I restanti 4.000 esuberi saranno impegnati nelle attività di bonifica ambientale con una parte della cassa integrazione straordinaria che preleverà i fondi dal miliardo e 300 milioni rientrati dalla confisca alla famiglia Riva.
* Il piano ambientale (denominato AIA – autorizzazione integrata ambientale) viene aggiornato con provvedimenti del Ministero dell’ambiente con continue consultazioni pubbliche e raccogliendo le osservazioni dei cittadini, delle associazioni e di tutte le parti interessate. Si tratta di un documento “dinamico”, che contiene cioè i risultati di una negoziazione continua mentre si produce e si migliorano le tecnologie ambientali.
Il piano ambientale deve fronteggiare il contrasto che esiste tra la necessità di mantenere i livelli occupazionali – legati alla produzione – ed il limite posto dall’ inquinamento. E’ stato fissato infatti, con Decreto del Presidente del Consiglio nel settembre 2016, in 6 milioni di tonnellate, il limite massimo di produzione, almeno fino al completamento di tutte le opere di bonifica ambientale. Cioè, non potrà salire il quantitativo prodotto oltre i 6 milioni (e quindi l’occupazione) perché si inquina e ciò fino a quando non saranno fatti gli adeguamenti industriali e le bonifiche ambientali (il problema ambientale diede origine alla crisi dell’Ilva: l’inquinamento causò l’intervento della Magistratura a cui fece seguito l’insolvenza con il commissariamento).

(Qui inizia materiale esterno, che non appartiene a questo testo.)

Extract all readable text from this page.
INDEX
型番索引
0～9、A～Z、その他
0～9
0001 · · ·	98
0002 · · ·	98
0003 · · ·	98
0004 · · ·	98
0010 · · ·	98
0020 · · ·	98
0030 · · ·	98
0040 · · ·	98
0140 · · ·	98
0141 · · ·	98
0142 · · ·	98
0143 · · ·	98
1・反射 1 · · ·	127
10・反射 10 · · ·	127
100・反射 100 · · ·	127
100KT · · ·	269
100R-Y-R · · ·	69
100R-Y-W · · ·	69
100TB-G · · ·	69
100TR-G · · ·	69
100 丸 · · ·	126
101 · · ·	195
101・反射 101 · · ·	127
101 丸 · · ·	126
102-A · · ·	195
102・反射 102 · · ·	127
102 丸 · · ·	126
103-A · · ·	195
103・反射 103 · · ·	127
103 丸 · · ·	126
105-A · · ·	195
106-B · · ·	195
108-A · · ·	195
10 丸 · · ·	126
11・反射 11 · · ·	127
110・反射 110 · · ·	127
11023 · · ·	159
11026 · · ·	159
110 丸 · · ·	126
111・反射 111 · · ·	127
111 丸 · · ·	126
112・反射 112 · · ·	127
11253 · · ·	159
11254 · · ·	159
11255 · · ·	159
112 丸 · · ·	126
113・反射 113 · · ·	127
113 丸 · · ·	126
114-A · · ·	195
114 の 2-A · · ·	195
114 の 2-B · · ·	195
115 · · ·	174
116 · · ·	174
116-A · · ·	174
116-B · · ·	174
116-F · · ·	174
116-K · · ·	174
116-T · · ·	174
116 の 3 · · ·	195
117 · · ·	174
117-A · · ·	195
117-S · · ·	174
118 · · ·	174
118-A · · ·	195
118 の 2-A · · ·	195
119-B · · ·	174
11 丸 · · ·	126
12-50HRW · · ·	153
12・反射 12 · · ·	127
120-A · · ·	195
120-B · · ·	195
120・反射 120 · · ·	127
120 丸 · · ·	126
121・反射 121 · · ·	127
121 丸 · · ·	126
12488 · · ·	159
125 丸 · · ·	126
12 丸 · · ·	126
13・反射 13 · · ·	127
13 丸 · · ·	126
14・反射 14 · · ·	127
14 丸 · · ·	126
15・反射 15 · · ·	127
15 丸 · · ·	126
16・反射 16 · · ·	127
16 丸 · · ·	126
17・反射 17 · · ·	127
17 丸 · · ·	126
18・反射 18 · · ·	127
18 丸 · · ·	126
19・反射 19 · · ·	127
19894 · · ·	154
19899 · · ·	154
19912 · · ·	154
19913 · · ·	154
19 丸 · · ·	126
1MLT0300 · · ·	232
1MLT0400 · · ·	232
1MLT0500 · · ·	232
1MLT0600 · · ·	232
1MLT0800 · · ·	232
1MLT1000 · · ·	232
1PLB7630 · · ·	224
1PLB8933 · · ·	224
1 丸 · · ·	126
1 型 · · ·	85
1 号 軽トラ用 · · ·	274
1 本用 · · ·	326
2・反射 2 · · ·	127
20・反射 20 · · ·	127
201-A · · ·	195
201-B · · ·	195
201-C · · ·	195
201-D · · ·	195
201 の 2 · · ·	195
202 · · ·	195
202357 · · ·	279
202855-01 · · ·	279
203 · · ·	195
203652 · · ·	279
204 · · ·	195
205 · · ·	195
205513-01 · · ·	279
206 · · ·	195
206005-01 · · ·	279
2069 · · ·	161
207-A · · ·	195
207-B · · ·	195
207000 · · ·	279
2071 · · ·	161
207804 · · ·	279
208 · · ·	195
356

*Nel frattempo si è in attesa di eventuali rilievi antitrust sul versante della libera concorrenza per evitare concentrazioni aziendali in mano ad un unico produttore e l’auspicio è che essi non siano penalizzanti per gli acquirenti per evitare che Am Invesco possa in qualche modo ritirarsi dall’offerta aggiudicata. La risposta dovrebbe arrivare entro la fine di ottobre.
L’offerta economica di AM Invesco che è risultata aggiudicataria prevede un impegno complessivo di 4 miliardi da parte dei nuovi soci che occorrono per
-rimborsare l’importo anticipato dallo Stato per il mantenimento in funzione degli impianti dal momento dell’apertura della procedura per 1,7 miliardi (1miliardo e 100milioni di liquidità e 600milioni di garanzie),
-realizzare gli investimenti industriali e tecnici sugli impianti per 1,3 miliardi,
-conferire allo Stato una somma residuale al termine dell’operazione di cessione.
Il problema è: che carte sull’occupazione hanno letto i commissari quando hanno fatto l’aggiudicazione ad AM invesco?
E’ possibile che il documento del 5 giugno del Mise sia stato prodotto con superficialità senza che la controparte affrontasse i livelli retributivi o l’ipotesi di un nuovo inquadramento contrattuale? E ciò è verosimile quando dentro l’assetto societario degli acquirenti c’è un socio ben legato agli aspetti finanziari in cui è già intervenuto il Governo (Marcegaglia – Monte Paschi)?
Oppure è tutta una strategia per mantenere in piedi un ambiente in suspence per dare un esito positivo prima delle elezioni di primavera considerato che sono coinvolte oltre 20mila persone tra azienda e indotto? (“Calenda che lascia il tavolo” ha già indotto molti ad un positivo approccio).